Beer can be undeniably simple sometimes but it’s also quite complicated when you get right down to it. Wine is often considered one of the most versatile alcoholic beverages and the drink of choice for connoisseurs. But beer is certainly no slouch and that rich variety is what brings us to the subject of this piece pale ales.

A pale ale is one of the most popular types of beer and what makes this beer different is the fact that it is top-fermented and mainly made with pale malt. This higher level of pale malt is what makes the beer lighter in colour. However, like with most types/ classifications of beer, there is a lot of variety to things these days.

Not every beer classed as a pale ale will be a very light colour some have the classic amber colouring! But most pale ales will have something in common and that is the taste, which is what is really important when it comes to beer. So, let’s take a brief look at the history of pale ales, shall we?

Pale Ales: A Historical Perspective

The actual term pale ale was first recorded in the early 1700s rather interestingly some of the older beers we know of as pale ales today were actually created before the term pale ale was even invented. One of the first instance of the term pale ale being used was in adverts in the late 1700s in the Calcutta Gazette an English language weekly newspaper.
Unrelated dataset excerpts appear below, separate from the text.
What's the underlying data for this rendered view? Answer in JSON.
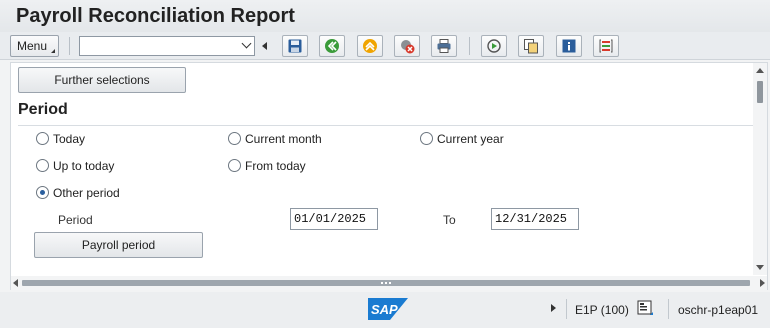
{
  "window": {
    "title": "Payroll Reconciliation Report"
  },
  "toolbar": {
    "menu_label": "Menu",
    "command_field": {
      "value": "",
      "placeholder": ""
    },
    "buttons": [
      {
        "name": "save-icon"
      },
      {
        "name": "back-icon"
      },
      {
        "name": "exit-icon"
      },
      {
        "name": "cancel-icon"
      },
      {
        "name": "print-icon"
      },
      {
        "name": "execute-icon"
      },
      {
        "name": "copy-variant-icon"
      },
      {
        "name": "info-icon"
      },
      {
        "name": "selection-options-icon"
      }
    ]
  },
  "main": {
    "further_selections_label": "Further selections",
    "section_title": "Period",
    "options": {
      "today": "Today",
      "current_month": "Current month",
      "current_year": "Current year",
      "up_to_today": "Up to today",
      "from_today": "From today",
      "other_period": "Other period"
    },
    "selected_option": "other_period",
    "period_label": "Period",
    "period_from": "01/01/2025",
    "to_label": "To",
    "period_to": "12/31/2025",
    "payroll_period_label": "Payroll period"
  },
  "statusbar": {
    "logo_text": "SAP",
    "system": "E1P (100)",
    "server": "oschr-p1eap01"
  },
  "colors": {
    "sap_blue": "#1a7bd1",
    "radio_selected": "#2b5f9e",
    "save_icon": "#2a5d9b",
    "back_green": "#3a9b3a",
    "exit_yellow": "#f0a400",
    "cancel_red": "#d8392b"
  }
}
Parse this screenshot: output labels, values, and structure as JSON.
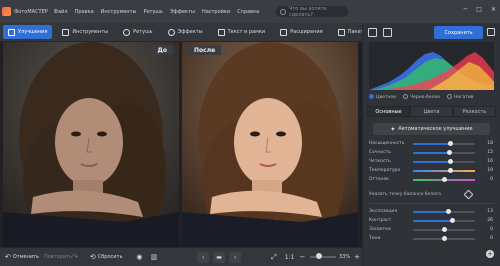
{
  "app": {
    "name": "ФотоМАСТЕР"
  },
  "menu": [
    "Файл",
    "Правка",
    "Инструменты",
    "Ретушь",
    "Эффекты",
    "Настройки",
    "Справка"
  ],
  "search": {
    "placeholder": "Что вы хотите сделать?"
  },
  "toolbar": [
    {
      "label": "Улучшения",
      "active": true
    },
    {
      "label": "Инструменты",
      "active": false
    },
    {
      "label": "Ретушь",
      "active": false
    },
    {
      "label": "Эффекты",
      "active": false
    },
    {
      "label": "Текст и рамки",
      "active": false
    },
    {
      "label": "Расширения",
      "active": false
    },
    {
      "label": "Пакетная обработка",
      "active": false
    }
  ],
  "compare": {
    "before_label": "До",
    "after_label": "После"
  },
  "bottombar": {
    "undo_label": "Отменить",
    "redo_label": "Повторить",
    "reset_label": "Сбросить",
    "ratio_label": "1:1",
    "zoom_label": "33%"
  },
  "right_panel": {
    "save_label": "Сохранить",
    "histogram_modes": [
      "Цветное",
      "Черно-белое",
      "Негатив"
    ],
    "tabs": [
      "Основные",
      "Цвета",
      "Резкость"
    ],
    "auto_label": "Автоматическое улучшение",
    "wb_label": "Указать точку баланса белого",
    "sliders_top": [
      {
        "label": "Насыщенность",
        "value": "18"
      },
      {
        "label": "Сочность",
        "value": "15"
      },
      {
        "label": "Четкость",
        "value": "16"
      },
      {
        "label": "Температура",
        "value": "19"
      },
      {
        "label": "Оттенок",
        "value": "0"
      }
    ],
    "sliders_bottom": [
      {
        "label": "Экспозиция",
        "value": "13"
      },
      {
        "label": "Контраст",
        "value": "26"
      },
      {
        "label": "Засветки",
        "value": "0"
      },
      {
        "label": "Тени",
        "value": "0"
      }
    ]
  },
  "colors": {
    "accent": "#2f6fd6",
    "panel": "#2f3237",
    "titlebar": "#3a3d42"
  }
}
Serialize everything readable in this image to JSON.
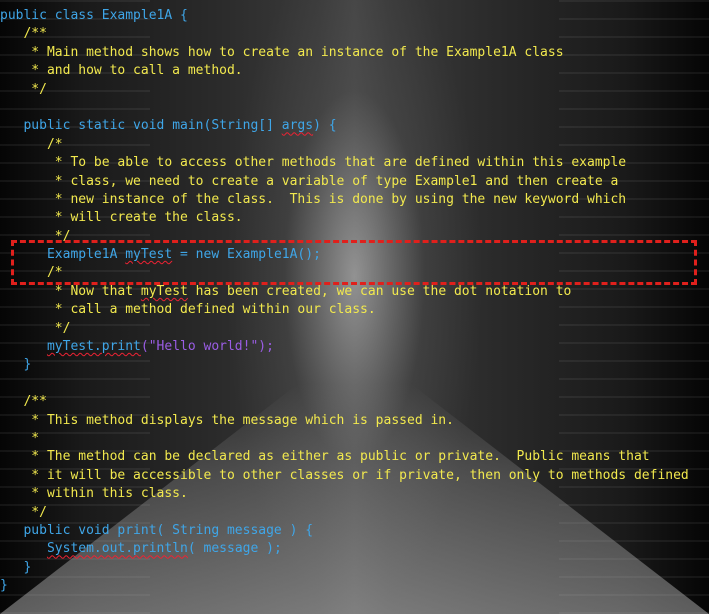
{
  "code": {
    "l01": "public class Example1A {",
    "l02": "   /**",
    "l03": "    * Main method shows how to create an instance of the Example1A class",
    "l04": "    * and how to call a method.",
    "l05": "    */",
    "l07_a": "   public static void ",
    "l07_b": "main(String[] ",
    "l07_c": "args",
    "l07_d": ") {",
    "l08": "      /*",
    "l09": "       * To be able to access other methods that are defined within this example",
    "l10": "       * class, we need to create a variable of type Example1 and then create a",
    "l11": "       * new instance of the class.  This is done by using the new keyword which",
    "l12": "       * will create the class.",
    "l13": "       */",
    "l14_a": "      Example1A ",
    "l14_b": "myTest",
    "l14_c": " = new Example1A();",
    "l15": "      /*",
    "l16_a": "       * Now that ",
    "l16_b": "myTest",
    "l16_c": " has been created, we can use the dot notation to",
    "l17": "       * call a method defined within our class.",
    "l18": "       */",
    "l19_a": "      ",
    "l19_b": "myTest.print",
    "l19_c": "(\"Hello world!\");",
    "l20": "   }",
    "l22": "   /**",
    "l23": "    * This method displays the message which is passed in.",
    "l24": "    *",
    "l25": "    * The method can be declared as either as public or private.  Public means that",
    "l26": "    * it will be accessible to other classes or if private, then only to methods defined",
    "l27": "    * within this class.",
    "l28": "    */",
    "l29": "   public void print( String message ) {",
    "l30_a": "      ",
    "l30_b": "System.out.println",
    "l30_c": "( message );",
    "l31": "   }",
    "l32": "}"
  },
  "colors": {
    "keyword": "#3fa6e8",
    "comment": "#f2e94e",
    "string": "#9b5de5",
    "highlight_border": "#e0201c",
    "squiggle": "#e23"
  }
}
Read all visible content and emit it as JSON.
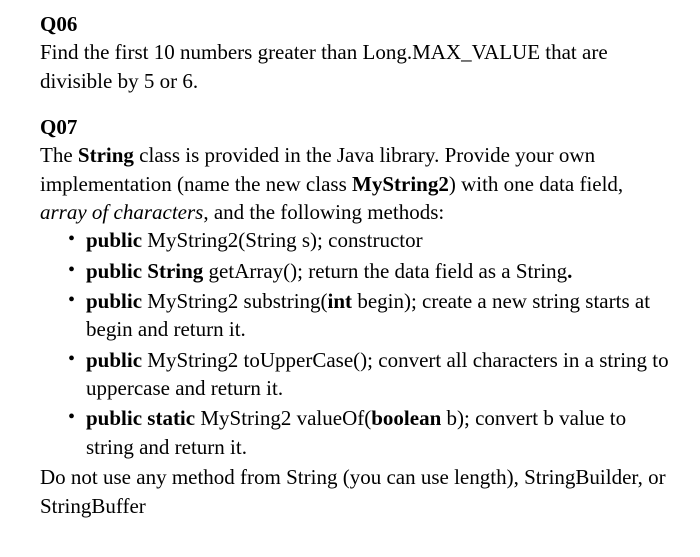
{
  "q06": {
    "heading": "Q06",
    "body": "Find the first 10 numbers greater than Long.MAX_VALUE that are divisible by 5 or 6."
  },
  "q07": {
    "heading": "Q07",
    "intro_l1_a": "The ",
    "intro_l1_b": "String",
    "intro_l1_c": " class is provided in the Java library.",
    "intro_l2": "Provide your own implementation (name the new class ",
    "intro_l3_a": "MyString2",
    "intro_l3_b": ") with one data field, ",
    "intro_l3_c": "array of characters",
    "intro_l3_d": ", and the following methods:",
    "bullets": {
      "b1": {
        "a": "public",
        "b": " MyString2(String s); constructor"
      },
      "b2": {
        "a": "public String",
        "b": " getArray(); return the data field as a String",
        "c": "."
      },
      "b3": {
        "a": "public",
        "b": " MyString2 substring(",
        "c": "int",
        "d": " begin); create a new string starts at begin and return it."
      },
      "b4": {
        "a": "public",
        "b": " MyString2 toUpperCase(); convert all characters in a string to uppercase and return it."
      },
      "b5": {
        "a": "public static",
        "b": " MyString2 valueOf(",
        "c": "boolean",
        "d": " b); convert b value to string and return it."
      }
    },
    "outro": "Do not use any method from String (you can use length), StringBuilder, or StringBuffer"
  }
}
Which shows that by this period the term pale was wildly recognised amongst consumers. But like I said earlier the colour isn’t really the important part when it comes to classing a beer has a pale ale. The taste is and what do pale ales taste like?

Well as I’ am sure you can guess there is a lot of diversity to that especially nowadays but you can expect a pale ale to be bitter. Some might only have a touch of bitterness while others might be very strong but the vast majority of pale ales will have a noticeably bitter edge to them.

In the mid-1800s most breweries designated a beer that was noticeably bitter as a pale ale. Which shows the connection between the two most important characteristics of a pale ale was recognised quite early one. So, now you know a bit more about the term pale ale what are the standout pale ales you should try?

Indian Pale Ale (IPA)

One of the most historic pale ales IPAs where in some way created by accident because long voyages to India meant beer had a longer time to ferment. The beer proved popular so breweries back in the UK primarily those located near the East India Docks started producing their own. Nowadays IPAs come in many forms but they usually have a fruity flavour to them and a lighter golden colour.

English Bitter

This is where things get a little complex as some people class bitters has an entirely different type of beer. But while there is certainly a debate to be had I think it’s fair to say many beers can fall under bot terms and English Bitters do certainly meet the criteria of a pale ale.

In fact, the English Bitter got its name due to the growing popularity of pale ales. The English bitter is actually quite dark in most cases although there are many different varieties including lighter and stronger versions. Most English Bitters will have a hoppy flavour with a bitter edge, it’s still a very popular drink in the UK and a common order in most pubs.

Amber Ale

Amber Ales are a growing trend in the pale ale market they have a noticeable darker amber colouring because they are made using amber or crystal malts. The term is used in Australia, France, and America to label this more distinct variant. While Amber Ales are still quite bitter they have a fruitier edge to them and a noticeable sweetness that serves to complement the bitterness.

Strong Pale Ales

Because pale ales are quite popular it should be no surprise that beer connoisseurs want a stronger ale. Strong Pale Ales are named because they have a noticeable higher alcohol content to compare the average pale ale will be around 5% in strength.

But pale ales classified as strong can be much higher, some may only be marginally higher than the average like 6 – 8%. But some can be incredibly high like the 41% strength Sink the Bismarck pale ale which was produced by multinational brewery BrewDog.

Non Alcoholic / Low Alcohol Pale Ales

If you are a beer lover then you have likely already noticed the growing presence of low and non-alcoholic beers. They are undeniably shaking up the beer industry in many ways and you will find quite a few different low and non-alcoholic pale ales.

Many of these will be designed to emulate the taste of certain varieties of pale ales like low alcohol IPAs for example. So, if there is a particular pale ale variety you like then you will likely be able to find a low or non-alcoholic option.